When one member of a family goes through significant changes, it’s easy to forget that everyone else must change as well. Change is scary and requires a lot of energy, so the most natural response to significant change in another family member—often even positive change—is to resist it. As humans we crave constancy, predictability and equilibrium, especially on the home front! So when a teen starts to change and her family resists that change, the result is often conflict.
But as long as there is a sense of mutual negotiation and adaptation on the part of the teen and her parents, this kind of conflict and low-grade defiance is normal. Parents whose discomfort with this process reaches a high pitch do well to consult with a family therapist who can help them with strategies for accommodating their child’s growth without abdicating their parental authority.
When normal, mild individuation becomes chronic and disruptive defiance, a teenager may be suffering from oppositional defiant disorder (ODD). ODD is typically caused by a combination of familial, environmental, trauma-based, neurological and/or chemical factors. It sometimes co-occurs with or is misdiagnosed as ADHD, depression, or other emotional disorders. A teenager with ODD may be easily annoyed by others, intentionally provoke peers, exhibit chronic defiance or non-compliance toward adults, have a short temper, blame others for her own mistakes or be highly vindictive.
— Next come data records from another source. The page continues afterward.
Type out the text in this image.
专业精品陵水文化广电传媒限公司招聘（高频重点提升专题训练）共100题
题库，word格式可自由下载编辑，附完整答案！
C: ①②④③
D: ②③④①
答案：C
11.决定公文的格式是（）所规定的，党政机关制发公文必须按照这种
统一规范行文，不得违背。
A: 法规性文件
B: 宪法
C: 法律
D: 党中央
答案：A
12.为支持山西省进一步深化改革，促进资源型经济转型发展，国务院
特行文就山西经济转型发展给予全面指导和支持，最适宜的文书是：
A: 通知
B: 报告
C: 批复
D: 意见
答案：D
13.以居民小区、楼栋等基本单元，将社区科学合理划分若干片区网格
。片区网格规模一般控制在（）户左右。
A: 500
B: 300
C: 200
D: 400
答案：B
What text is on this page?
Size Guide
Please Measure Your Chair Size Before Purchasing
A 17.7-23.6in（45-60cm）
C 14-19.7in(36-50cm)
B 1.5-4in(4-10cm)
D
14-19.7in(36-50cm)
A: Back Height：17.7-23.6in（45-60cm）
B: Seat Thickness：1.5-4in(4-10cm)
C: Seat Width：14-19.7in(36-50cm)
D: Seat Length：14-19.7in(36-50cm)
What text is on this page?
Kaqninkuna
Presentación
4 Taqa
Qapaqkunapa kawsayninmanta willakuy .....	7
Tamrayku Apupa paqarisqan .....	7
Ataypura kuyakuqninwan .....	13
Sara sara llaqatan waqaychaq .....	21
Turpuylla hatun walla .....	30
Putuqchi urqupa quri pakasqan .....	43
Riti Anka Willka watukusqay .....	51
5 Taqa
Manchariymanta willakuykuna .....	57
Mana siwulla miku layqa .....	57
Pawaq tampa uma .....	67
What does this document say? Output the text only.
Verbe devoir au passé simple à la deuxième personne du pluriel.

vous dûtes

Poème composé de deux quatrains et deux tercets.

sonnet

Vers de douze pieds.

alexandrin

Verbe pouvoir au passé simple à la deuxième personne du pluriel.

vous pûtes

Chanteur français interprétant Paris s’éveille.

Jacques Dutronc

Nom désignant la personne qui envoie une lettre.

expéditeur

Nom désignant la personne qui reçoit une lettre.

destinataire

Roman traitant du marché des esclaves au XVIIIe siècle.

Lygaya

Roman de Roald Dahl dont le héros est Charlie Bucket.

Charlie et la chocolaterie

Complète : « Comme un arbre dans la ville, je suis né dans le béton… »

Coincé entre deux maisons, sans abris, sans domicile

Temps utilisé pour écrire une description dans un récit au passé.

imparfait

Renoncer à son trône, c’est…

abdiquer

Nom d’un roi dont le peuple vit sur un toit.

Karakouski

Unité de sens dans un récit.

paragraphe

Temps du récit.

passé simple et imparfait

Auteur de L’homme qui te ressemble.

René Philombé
To be diagnosable as ODD, several such behaviors must be present on a consistent basis for at least six months.
When defiant behaviors are less predictable and more explosive and episodic, an adolescent may be suffering from intermittent explosive disorder (IED). IED is characterized by bursts of rage that may last 10 -20 minutes and often involve violence such as fighting or destroying property. A combination of familial, chemical and/or genetic factors may contribute to this disorder, leading the sufferer to express their frustrations in explosive and disproportionate ways.
When a young person exhibits the chronic defiance of ODD along with the destructiveness of IED, she may be suffering from a yet more severe disorder called conduct disorder. The defiance exhibited by an adolescent with conduct disorder may include chronic lying, frequent violent or destructive behavior, stealing, bullying, cruelty to people or animals, breaking serious rules or laws and/or blatant defiance of authority. Like any such disorder, conduct disorder fits into a continuum of severity, so sufferers vary greatly in terms of the number, severity and frequency of symptoms. Adolescents with conduct disorder are at a high risk for incarceration and of harm to themselves or others. Often these young people are not bothered by their behavior even though it is profoundly disruptive to those around them.
While different defiant disorders, and different sufferers of the same disorders, may require different treatment, some themes run through all successful treatment plans. The best approach to treating defiant disorders is a multi-modal approach that hits the issue from a variety of complementary angles. For more serious forms of defiance, such as ODD or conduct disorder, a combination of pharmacological treatment, individual therapy, group therapy, parent training and family therapy is a good idea. Often, this kind of robust multi-modal treatment is most manageable in a residential treatment setting. Pharmacological treatments may include the use of stimulant medication to treat ADHD like symptoms and reduce impulsivity, or SSRIs to treat underlying depression.
In addition to reducing defiant and destructive behaviors, medication treatment can, in some cases, reduce internal distress enough to allow the teen to better tolerate other therapies, such as cognitive therapy, social-skills training, individual therapy and family therapy. Regardless of severity, however, parental involvement in the treatment process is critical. Family systems therapy, parent training, and parent-child interaction therapy (PCIT) are cornerstones to addressing the struggles of a defiant teen. Parental engagement in their child’s treatment, their own treatment and their family’s treatment greatly increases the likelihood of healing and growth for the defiant teen.